In that opening can be located the foundation of what this book is really about. What it is most definitely not about is creating propaganda by rewriting a false history. In fact, it is just the opposite: creating an honest narrative by inserting into history a part too often left out. The “controversial” message this children’s book seems to be putting across is that the story of African Americans is not one of the slaves but of previously free human beings who were enslaved by other human beings. The succeeding page reinforces the idea that those referred to as “slaves” descended from human beings born into freedom who had no conception of the idea that one person might own another. An illustration of a happy, smiling mother and father and their children are accompanied by the reminder that “Before they were enslaved, they were free.” Why this information should be considered so dangerous as to produce organized efforts to keep it out of schools is not clear.

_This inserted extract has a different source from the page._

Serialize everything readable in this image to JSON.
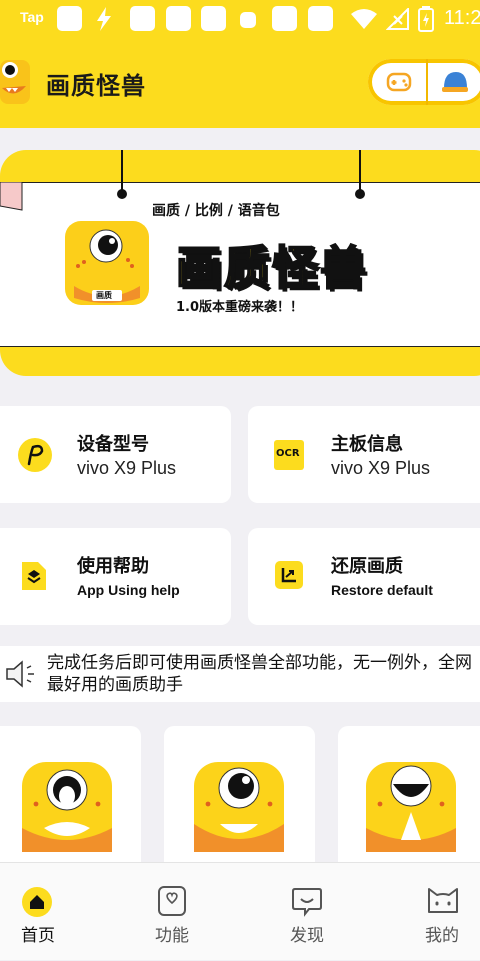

On the other hand, the section of the book detailing the history of “The Tuckers of Tidewater, Virginia” might offer a clue as to why some are so offended. The fact that the first Black child born in America—before it even became America—was named William Tucker is probably not known by most people and almost certainly comes as a surprise to critics of learning the history of slavery in America. A man named Anthony and a woman named Isabella who were forced into bondage on a plantation in Virginia owned by a man named Tucker fell in love.

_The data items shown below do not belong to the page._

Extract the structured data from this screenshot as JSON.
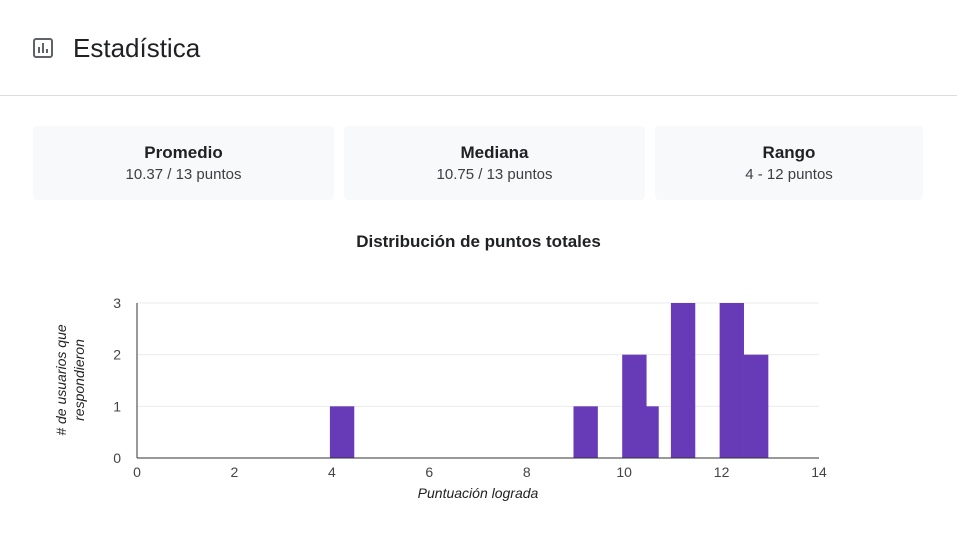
{
  "header": {
    "title": "Estadística",
    "icon": "bar-chart-icon"
  },
  "stats": [
    {
      "label": "Promedio",
      "value": "10.37 / 13 puntos"
    },
    {
      "label": "Mediana",
      "value": "10.75 / 13 puntos"
    },
    {
      "label": "Rango",
      "value": "4 - 12 puntos"
    }
  ],
  "colors": {
    "bar": "#673ab7",
    "grid": "#ebebeb",
    "axis": "#333333"
  },
  "chart_data": {
    "type": "bar",
    "title": "Distribución de puntos totales",
    "xlabel": "Puntuación lograda",
    "ylabel": "# de usuarios que respondieron",
    "xlim": [
      0,
      14
    ],
    "ylim": [
      0,
      3
    ],
    "x_ticks": [
      "0",
      "2",
      "4",
      "6",
      "8",
      "10",
      "12",
      "14"
    ],
    "y_ticks": [
      "0",
      "1",
      "2",
      "3"
    ],
    "grid": true,
    "legend": "none",
    "bin_width": 0.5,
    "bins": [
      {
        "x": 4,
        "count": 1
      },
      {
        "x": 9,
        "count": 1
      },
      {
        "x": 10,
        "count": 2
      },
      {
        "x": 10.25,
        "count": 1
      },
      {
        "x": 11,
        "count": 3
      },
      {
        "x": 12,
        "count": 3
      },
      {
        "x": 12.5,
        "count": 2
      }
    ]
  }
}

Atypically, they were allowed to marry and produce a family and actually raise a son named William. Typically, William was given the last name, not of his father or his mother, but by the plantation owner. It is not the story of William Tucker that is likely to inspire outrage and draw the ire of those fighting so desperately to keep the true story of slavery from being taught in schools. It is rather the characterization of his birth which is asserted by the author that is simply too great an outrage to be contained by the more impulsive opponents of critical race theory. “
“The first Black child born in the land
that would become the United States.
The first truly American child.”
In a country literally constructed upon the foundation of belief that only white men who owned property were citizens to whom no restrictions of legal rights could be mandated, the assertion that a Black child born to slaves should be singled out as the first “truly American” child is no mere critical theory but a subversion of the entire concept of American ideals. It is an assertion that simply cannot be allowed to go unchallenged. And, more importantly, for those opposing critical race theory, it is a defining example of why such texts cannot be allowed into the curriculum.